This pretty, seasonal soufflé may be served as a lunch dish, accompanied by a salad, or as the starter for a more elaborate meal. There are several steps involved: cooking and puréeing the pumpkin, making a béchamel, adding grated cheese, freshly grated nutmeg, salt, pepper and a little garlic, and finally blending in egg yolks and beaten egg whites.
You can use either fresh or frozen pumpkin to make the soufflé, and the purée may be made ahead of time. For the cheese, go for Comté, Gruyère or a similar hard cheese. And as for the nutmeg, do grate it yourself. The flavor is totally different than powdered nutmeg. If you don’t have a nutmeg grater, use the smallest holes of a four-sided grater.
It’s best to get all the ingredients ready before you get started, as well as the equipment — a 1-1/2 quart (litre) soufflé dish, a fine-mesh sieve, a blender, a wooden spoon, a wire whip and electric beaters. You will also need three bowls, small, medium and large.
Preparation time is about 40 minutes, followed by 40 minutes in the oven, and voilà — your lovely soufflé is ready. Serve straight out of the oven, accompanied by a bottle of red. The soufflé will serve two people as a lunch dish, and four as a starter.
1 pound (450 g) pumpkin, rind removed
2 tbsp. water
4 ounces (110 g) Comté, Gruyère or a similar cheese
1 clove garlic
1/2 cup (75 g) flour
4 tbsp. (60 g, 1/2 stick) unsalted butter, plus a little extra for buttering the mold
1 cup (25 cl) milk
1 tsp. salt
freshly grated nutmeg
freshly ground black pepper
If using fresh pumpkin, chop into large pieces and remove the rind, seeds and stringy pulp before weighing. Then chop into cubes.
Transfer the pumpkin, fresh or frozen, to a saucepan. Add the water, cover the pot and set over medium-high heat for about 20 minutes, until the pumpkin has softened.
Turn the pumpkin into a fine-mesh sieve and press down with the back of a spoon to remove the excess liquid. Leave to drain for a few minutes, then purée in a blender.
Grate the cheese. Peel and halve the garlic.
Separate the eggs — yolks in a small bowl, whites in a medium bowl.
Butter a 1-1/2 quart (1-1/2 liter) soufflé mold.
Preheat the oven to gas mark 7 (400 F, 210 C).
Now you will make a thick béchamel sauce. Melt the butter over medium heat in a heavy-bottomed saucepan. When it bubbles, add the flour. Stir with a wooden spoon for about a minute to allow the flour to cook.
Add the milk and whisk until the mixture thickens. This happens very quickly.
Add the grated cheese and, using your wooden spoon, stir until melted. Add the pumpkin and stir to blend thoroughly. Turn off the heat.

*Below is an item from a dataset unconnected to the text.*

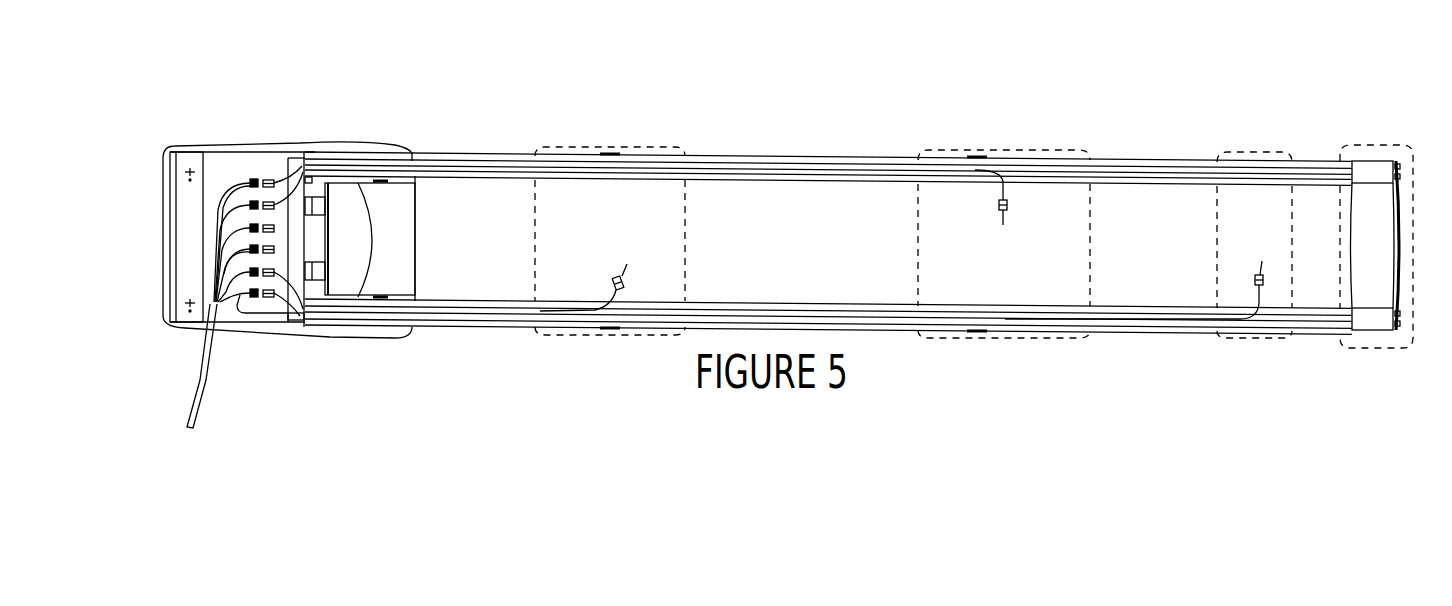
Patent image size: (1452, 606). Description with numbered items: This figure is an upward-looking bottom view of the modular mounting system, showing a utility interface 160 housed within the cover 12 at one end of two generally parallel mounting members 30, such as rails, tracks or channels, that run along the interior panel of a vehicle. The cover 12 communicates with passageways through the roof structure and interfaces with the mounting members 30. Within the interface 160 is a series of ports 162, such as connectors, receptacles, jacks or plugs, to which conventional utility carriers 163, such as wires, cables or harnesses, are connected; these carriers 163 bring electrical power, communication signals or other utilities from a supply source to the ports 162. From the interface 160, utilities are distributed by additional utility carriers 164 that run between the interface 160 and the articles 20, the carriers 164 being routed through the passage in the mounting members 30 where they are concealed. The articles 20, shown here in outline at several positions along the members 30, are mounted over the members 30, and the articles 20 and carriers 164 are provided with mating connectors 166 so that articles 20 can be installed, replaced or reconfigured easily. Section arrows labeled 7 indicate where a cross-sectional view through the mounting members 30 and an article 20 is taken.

Stir in the yolks. Add the salt, grate some nutmeg over the pot and grind on some black pepper. Stir. Transfer the pumpkin mixture to a large bowl. Insert the garlic halves, leaving the ends visible for easy removal.
Now beat the egg whites until stiff.
Remove the garlic from the pumpkin mixture. Stir in 1/3 of the the egg whites to lighten the mixture. Now gently fold in the rest of the whites, lifting the mixture from the bottom of the bowl to the top until all the whites are incorporated with no more lumps.
Pour the mixture into your soufflé mold and set in the oven. Bake for five minutes, then turn down the heat to gas mark 6 (350 F, 180 C) and bake for 35 minutes more, or until the soufflé has risen above the rim of the mold and the top is a deep golden brown. You can test for doneness by inserting a toothpick, but be quick or the soufflé might fall.
Serve straight out of the oven. Serves 2 as a lunch dish, 4 as a light starter.